By gathering detailed information on issues around the project requirements, you’ll be able to create workflows which maximise the use of your team members, time and resources. In addition to the technical aspects of the web design, ask the client about the wider business goals, as these will inform the final design more than anything else.
Bring in the members of your wider team when putting the final brief together, as their individual areas of expertise will enable them to offer hands on advice on things like delivery times for specific parts of the project. They will also spot aspects that you might have missed out, and will tell you if any details are likely to be superfluous. All of this detail can then be included in the project brief as signed off by you and the client.
The details of the project agreed with your team and the client should all be included in writing in the contract. The statement of work within the contract should list the various component needed for the project, the milestones agreed, the pricing and the delivery dates. Keep the language as clear and simple as possible in order to avoid misunderstandings on the part of a client who may not have your technical knowledge. The contract should also include a clause which sets out the fact that any work beyond the original scope as set out will incur an extra charge. Talk through the contract with the client and make sure that they grasp exactly what the details mean, and how you will approach things if they request additional features.
The review process
Despite the most careful planning, any project will unfold in a slightly organic manner. This means that it’s vital to set the review process out in detail. Without a confirmed and formal process, there’s every chance the client will repeatedly come back to you with additional requests as they see the web site evolve. As stated, it will be tempting to say ‘Yes’ to everything they ask in order to deliver a premium service, but even small changes can cause problems if they are requested repeatedly. When creating your review process, which will differ slightly for each project, consider aspects such as the number of iterations the project will have – as each revision will require input from the client – the date on which the reviews will take place and the length of time allowed for the client to respond.

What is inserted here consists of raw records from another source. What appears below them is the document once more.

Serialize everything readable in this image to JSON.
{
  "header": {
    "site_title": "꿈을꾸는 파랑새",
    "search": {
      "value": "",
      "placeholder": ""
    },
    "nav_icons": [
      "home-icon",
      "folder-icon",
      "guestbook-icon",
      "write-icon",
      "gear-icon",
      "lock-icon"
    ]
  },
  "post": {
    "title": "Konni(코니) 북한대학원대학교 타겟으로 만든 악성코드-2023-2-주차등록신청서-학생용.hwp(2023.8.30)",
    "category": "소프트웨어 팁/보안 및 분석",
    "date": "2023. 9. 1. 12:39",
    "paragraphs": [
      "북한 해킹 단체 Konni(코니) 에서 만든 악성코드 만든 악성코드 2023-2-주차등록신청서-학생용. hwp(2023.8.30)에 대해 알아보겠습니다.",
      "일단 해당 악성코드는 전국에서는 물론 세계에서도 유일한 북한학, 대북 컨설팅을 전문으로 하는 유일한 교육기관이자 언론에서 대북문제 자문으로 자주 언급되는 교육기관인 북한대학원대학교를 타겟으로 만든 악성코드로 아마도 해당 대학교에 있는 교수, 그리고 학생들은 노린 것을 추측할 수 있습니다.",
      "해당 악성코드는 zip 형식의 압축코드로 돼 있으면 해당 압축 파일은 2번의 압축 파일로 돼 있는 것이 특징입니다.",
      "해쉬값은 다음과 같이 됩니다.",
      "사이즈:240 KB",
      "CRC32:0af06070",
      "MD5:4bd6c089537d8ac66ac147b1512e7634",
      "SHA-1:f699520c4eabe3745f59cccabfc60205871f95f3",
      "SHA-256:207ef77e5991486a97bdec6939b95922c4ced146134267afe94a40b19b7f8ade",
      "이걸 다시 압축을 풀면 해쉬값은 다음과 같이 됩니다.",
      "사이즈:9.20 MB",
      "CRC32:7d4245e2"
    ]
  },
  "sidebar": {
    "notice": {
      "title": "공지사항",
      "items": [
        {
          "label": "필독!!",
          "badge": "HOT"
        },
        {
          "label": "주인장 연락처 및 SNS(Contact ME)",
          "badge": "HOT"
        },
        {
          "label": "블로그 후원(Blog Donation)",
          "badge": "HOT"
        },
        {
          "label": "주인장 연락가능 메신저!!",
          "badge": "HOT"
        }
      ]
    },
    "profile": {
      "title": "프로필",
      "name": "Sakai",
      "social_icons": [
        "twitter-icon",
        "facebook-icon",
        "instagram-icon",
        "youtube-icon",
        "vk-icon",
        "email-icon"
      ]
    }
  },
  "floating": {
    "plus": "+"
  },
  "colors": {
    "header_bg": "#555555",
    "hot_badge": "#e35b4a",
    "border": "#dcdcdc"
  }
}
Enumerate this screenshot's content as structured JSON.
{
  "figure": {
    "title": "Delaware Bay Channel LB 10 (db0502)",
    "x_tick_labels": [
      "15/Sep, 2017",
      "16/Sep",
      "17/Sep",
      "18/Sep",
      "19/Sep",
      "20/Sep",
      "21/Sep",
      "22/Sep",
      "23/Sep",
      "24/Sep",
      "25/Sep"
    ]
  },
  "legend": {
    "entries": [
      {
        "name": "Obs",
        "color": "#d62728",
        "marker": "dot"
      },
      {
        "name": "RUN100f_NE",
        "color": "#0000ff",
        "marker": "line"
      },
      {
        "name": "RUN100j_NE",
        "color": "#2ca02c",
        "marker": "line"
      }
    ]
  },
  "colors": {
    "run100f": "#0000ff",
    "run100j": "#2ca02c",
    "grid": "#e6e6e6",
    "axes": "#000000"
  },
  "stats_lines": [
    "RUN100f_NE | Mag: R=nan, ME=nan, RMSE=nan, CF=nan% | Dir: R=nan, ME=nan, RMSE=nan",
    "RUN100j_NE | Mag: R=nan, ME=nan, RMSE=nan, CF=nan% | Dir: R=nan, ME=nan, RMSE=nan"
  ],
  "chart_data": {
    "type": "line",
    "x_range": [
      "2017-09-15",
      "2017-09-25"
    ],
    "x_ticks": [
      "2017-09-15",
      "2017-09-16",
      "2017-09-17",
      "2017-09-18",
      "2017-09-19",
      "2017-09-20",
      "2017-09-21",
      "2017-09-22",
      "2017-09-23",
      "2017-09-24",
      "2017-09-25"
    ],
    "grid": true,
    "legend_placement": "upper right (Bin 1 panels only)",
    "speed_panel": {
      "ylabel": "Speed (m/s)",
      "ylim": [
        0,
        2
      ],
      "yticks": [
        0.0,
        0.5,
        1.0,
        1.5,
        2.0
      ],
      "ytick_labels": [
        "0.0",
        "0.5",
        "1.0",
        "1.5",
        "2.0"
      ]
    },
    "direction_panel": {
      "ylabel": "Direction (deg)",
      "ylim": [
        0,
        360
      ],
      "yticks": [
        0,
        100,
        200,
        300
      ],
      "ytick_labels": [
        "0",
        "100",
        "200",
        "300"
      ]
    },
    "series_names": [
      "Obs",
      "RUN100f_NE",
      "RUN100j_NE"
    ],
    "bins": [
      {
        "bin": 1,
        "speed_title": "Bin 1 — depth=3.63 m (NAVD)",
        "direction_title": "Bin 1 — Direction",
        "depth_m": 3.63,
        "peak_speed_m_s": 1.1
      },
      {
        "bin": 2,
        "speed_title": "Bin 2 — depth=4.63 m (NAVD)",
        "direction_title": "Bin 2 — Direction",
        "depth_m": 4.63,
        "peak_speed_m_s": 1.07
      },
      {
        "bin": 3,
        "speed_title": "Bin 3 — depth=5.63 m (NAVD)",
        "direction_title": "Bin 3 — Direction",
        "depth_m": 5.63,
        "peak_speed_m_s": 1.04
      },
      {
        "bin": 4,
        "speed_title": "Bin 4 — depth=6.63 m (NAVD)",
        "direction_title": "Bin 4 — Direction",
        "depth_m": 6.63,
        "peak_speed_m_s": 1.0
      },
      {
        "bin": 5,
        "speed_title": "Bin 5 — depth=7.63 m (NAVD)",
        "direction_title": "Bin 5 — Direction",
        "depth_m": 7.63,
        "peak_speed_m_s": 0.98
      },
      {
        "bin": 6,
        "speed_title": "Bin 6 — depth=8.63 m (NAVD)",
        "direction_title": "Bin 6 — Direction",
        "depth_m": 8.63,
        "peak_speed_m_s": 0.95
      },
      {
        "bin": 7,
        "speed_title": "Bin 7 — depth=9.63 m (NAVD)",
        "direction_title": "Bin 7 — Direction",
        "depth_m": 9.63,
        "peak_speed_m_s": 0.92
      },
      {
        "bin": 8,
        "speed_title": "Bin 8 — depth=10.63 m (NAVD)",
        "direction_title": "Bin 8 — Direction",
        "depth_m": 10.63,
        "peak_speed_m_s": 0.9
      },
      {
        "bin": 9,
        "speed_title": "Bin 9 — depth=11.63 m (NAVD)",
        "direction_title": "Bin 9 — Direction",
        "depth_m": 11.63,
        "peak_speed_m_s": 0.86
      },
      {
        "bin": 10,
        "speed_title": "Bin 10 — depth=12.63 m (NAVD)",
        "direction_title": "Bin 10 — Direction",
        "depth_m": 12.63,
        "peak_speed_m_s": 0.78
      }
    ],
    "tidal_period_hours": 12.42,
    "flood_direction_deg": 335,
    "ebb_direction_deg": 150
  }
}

Specific deliverables are at the heart of any successful project. You should therefore create a detailed list setting out what the project will deliver, how it will be delivered and when delivery is scheduled to happen. Many developers like to set this out in the form of a Gantt chart, which is a visual representation of the delivery process. Ensure that there is some contingency for any unexpected changes. As stated, changes can be imposed by external factors, but this doesn’t need to lead to scope creep as long as there is some slack in the system.
When working through the review stages of a project, make sure that you and your team identify which changes need to take priority and which will impact the most on the scope of the project. Also question which changes you can safely implement without scope creep. If any changes would expand the scope of the project, then discuss this with your client.
What all of this advice adds up to is the fact that prevention is always going to be better than cure. If you notice that scope creep is happening once a project is underway, you may well be able to speak honestly and directly to your client, but it is always better to set firm parameters going in. This will simultaneously limit the probability of scope creep, and set up frameworks which enable you to nip it in the bud. The result will be happy clients, a happy team and maximised revenues.